I did start a "plan" this week. I decided to drink 20 oz. water in the evening before I have wine. It has helped me by not drinking the wine when I'm actually thirsty- just as a treat. Also adding a fruit. Last- I made a rule to record how much wine I drink. I have a small 4 oz glass to measure. I make sure I just don't keep adding to my glass before its empty so I can count the amt. easily I have been drinking 2 glasses each evening.. I read that in a lot of cases just keeping accurate records tends to decrease the amt. of whatever you are tracking. I did all that this week, and will aim for the same next week. Of course, I am exercising some every day too as that is a pretty ingrained habit.

I know you are visiting your family, and I hope that goes well with lots of laughter and celebrating all the special times. Dave and I toured the plantation house near the "big" ones on Rt. 5 - Berkley and Snhirley are near by, but Edgewood is smaller with the family that lives there giving the tour. It is chock full of period pieces and they have restored the rooms to civil war period elegance. It was a personal( not canned talk) tour. They have it as a B&B too with one of the bedrooms haunted! It was a beautiful relaxing day trip. Back to work.

SadMe70 OP June 6th, 2017

When is the party for your boss? I'm glad you will have enough hours to cover going to it. I hope you have a good time too!

How is your plan going so far? The like the idea of drinking so much water before any wine. I very much like the measuring idea. I used to pour myself one wine glassful and that was it. Now I pour a half glass and keep adding to it without any idea of my total consumption. I clearly also sleep worse the more and later I drink the wine. I am still thinking about a new checklist chart to make for myself for summer (exercise, PT, eating) and I think I will add something about wine amount. Are you recording your wine consumption and drinking your water first?

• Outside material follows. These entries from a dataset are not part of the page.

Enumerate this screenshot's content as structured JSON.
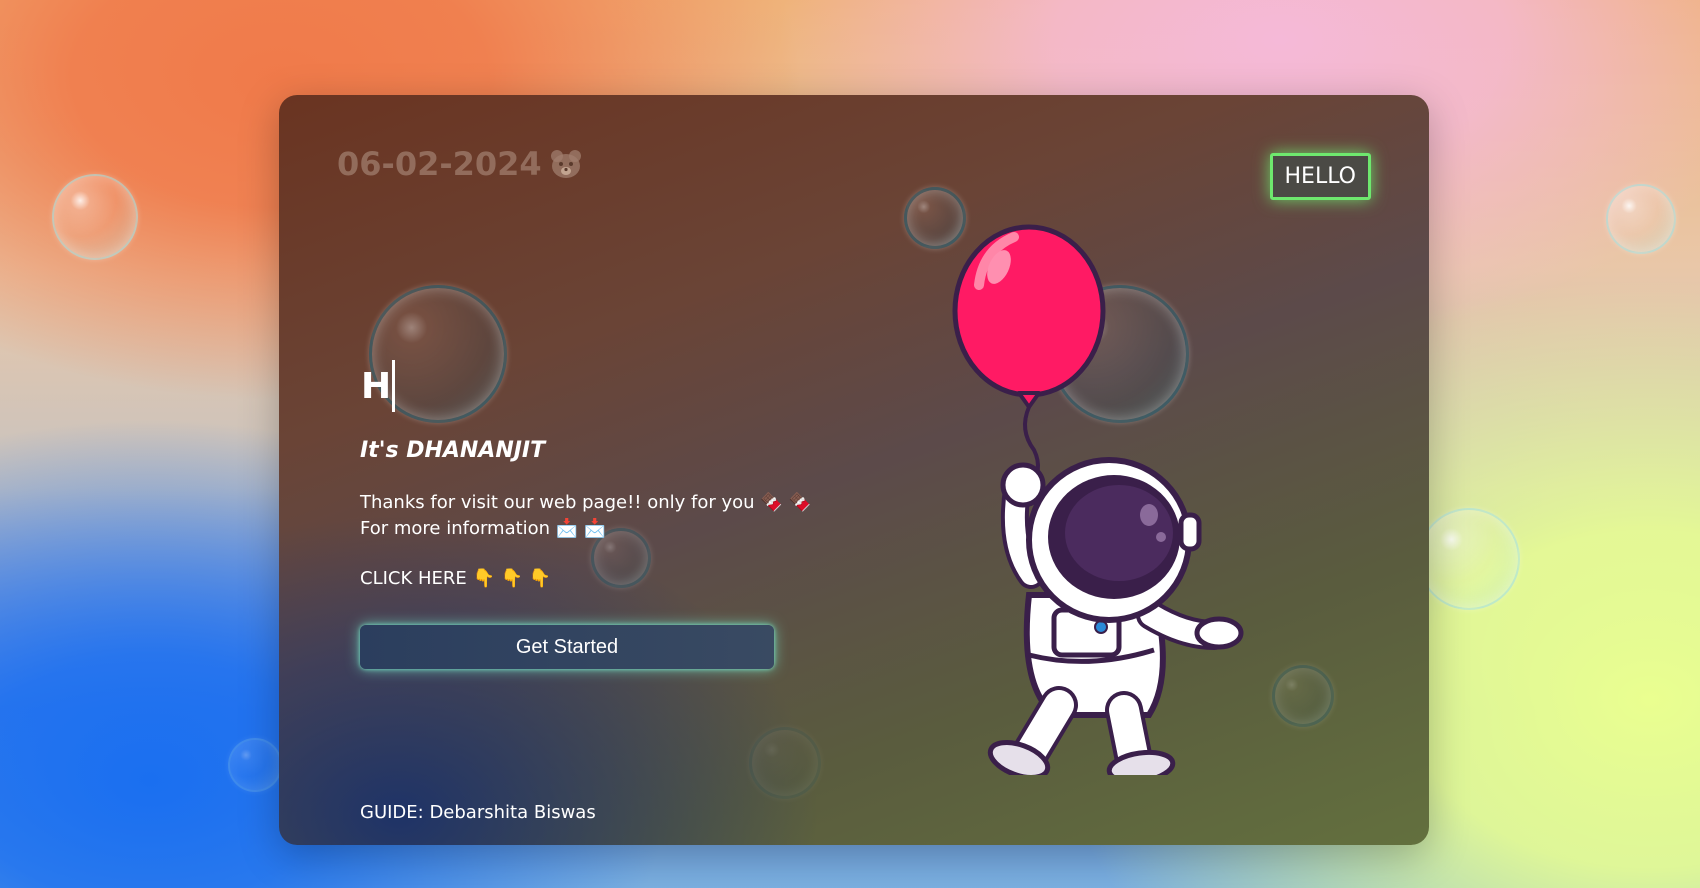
{
  "header": {
    "date": "06-02-2024",
    "hello_button": "HELLO"
  },
  "hero": {
    "typed_text": "H",
    "name": "It's DHANANJIT",
    "line1": "Thanks for visit our web page!! only for you 🍫 🍫",
    "line2": "For more information 📩 📩",
    "click_here": "CLICK HERE 👇 👇 👇",
    "button_label": "Get Started"
  },
  "footer": {
    "guide": "GUIDE: Debarshita Biswas"
  },
  "illustration": {
    "icon": "astronaut-with-balloon",
    "balloon_color": "#ff1a64",
    "helmet_visor_color": "#3a1f4a"
  },
  "colors": {
    "hello_glow": "#6ee86e",
    "button_glow": "#78e6c8"
  }
}
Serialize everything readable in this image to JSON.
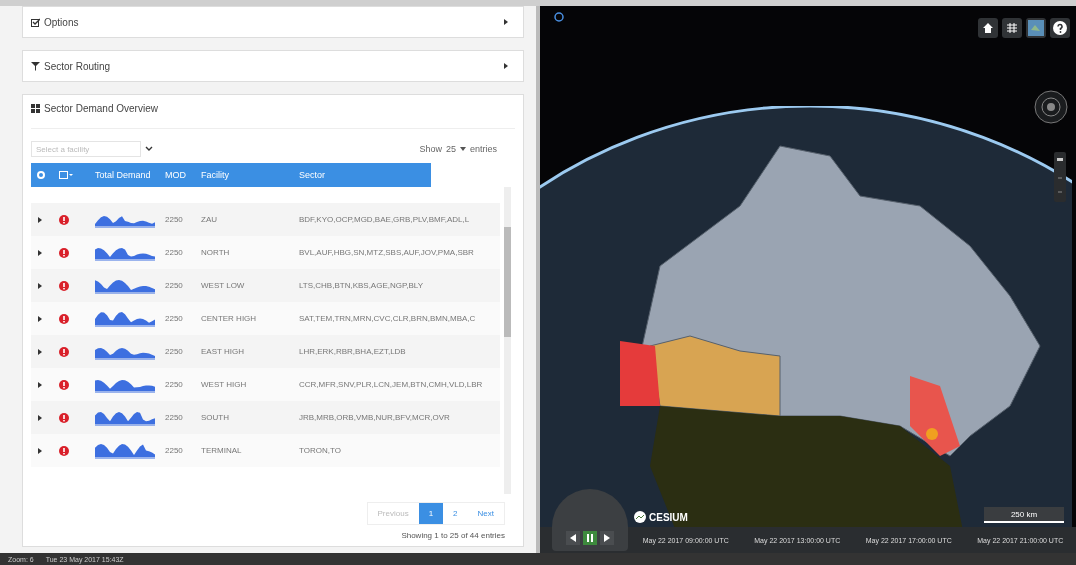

Have you been eating your fruit? What kinds do you like most? I like most fruits but find that I don't eat them nearly as much as I should.

Sounds like your day trip was a lot of fun! I don't know those houses you mentioned. The small personal tour sounds really nice!

I really enjoyed my trip to PA. Mom, my sister, and I spent Wed-Fri with masks and gloves on cleaning out the nasty cluttered basement. We sorted and bagged and burned. We had a junk hauler come. They filled a 16 ft box truck, took that to the dump, and came back for the rest. Talk about a lot of stuff! Most of the smelly papers/books are gone, but we kept some things to still look through. They will all have to be gotten rid of, but we did not have time to go over them carefully. The vast majority is gone. On Sat, Mom and I went to a big natural foods store she goes to sometimes. Nice pretty country drive, and great store. Then we hiked 3 miles on a rail trail. (I did 30 min exercise videos two other days and that was it for my exercise that week.) I came home Sunday and met my family at our Indian place in MD for dinner.

On Monday my depression came rolling back. I miss being in PA, it was raining again, my husband was annoying, and I was scared about my cervical epidural steroid injection for that afternoon. The shot was scary and uncomfortable, but quick. I went home and took my stressed out self to bed with an ice pack and some ibuprofen, and had a 2 hour nap. I took more pain med and more ice to bed last night, and today so far I have less pain from the procedure itself. My neck still hurts but that will take a few days to kick in. I am really counting on this to work! I miss planks, pushups, bench press, other weightlifting, swimming. If I can get back to all that I know I can lose enough weight to fit into my pants and skirts again.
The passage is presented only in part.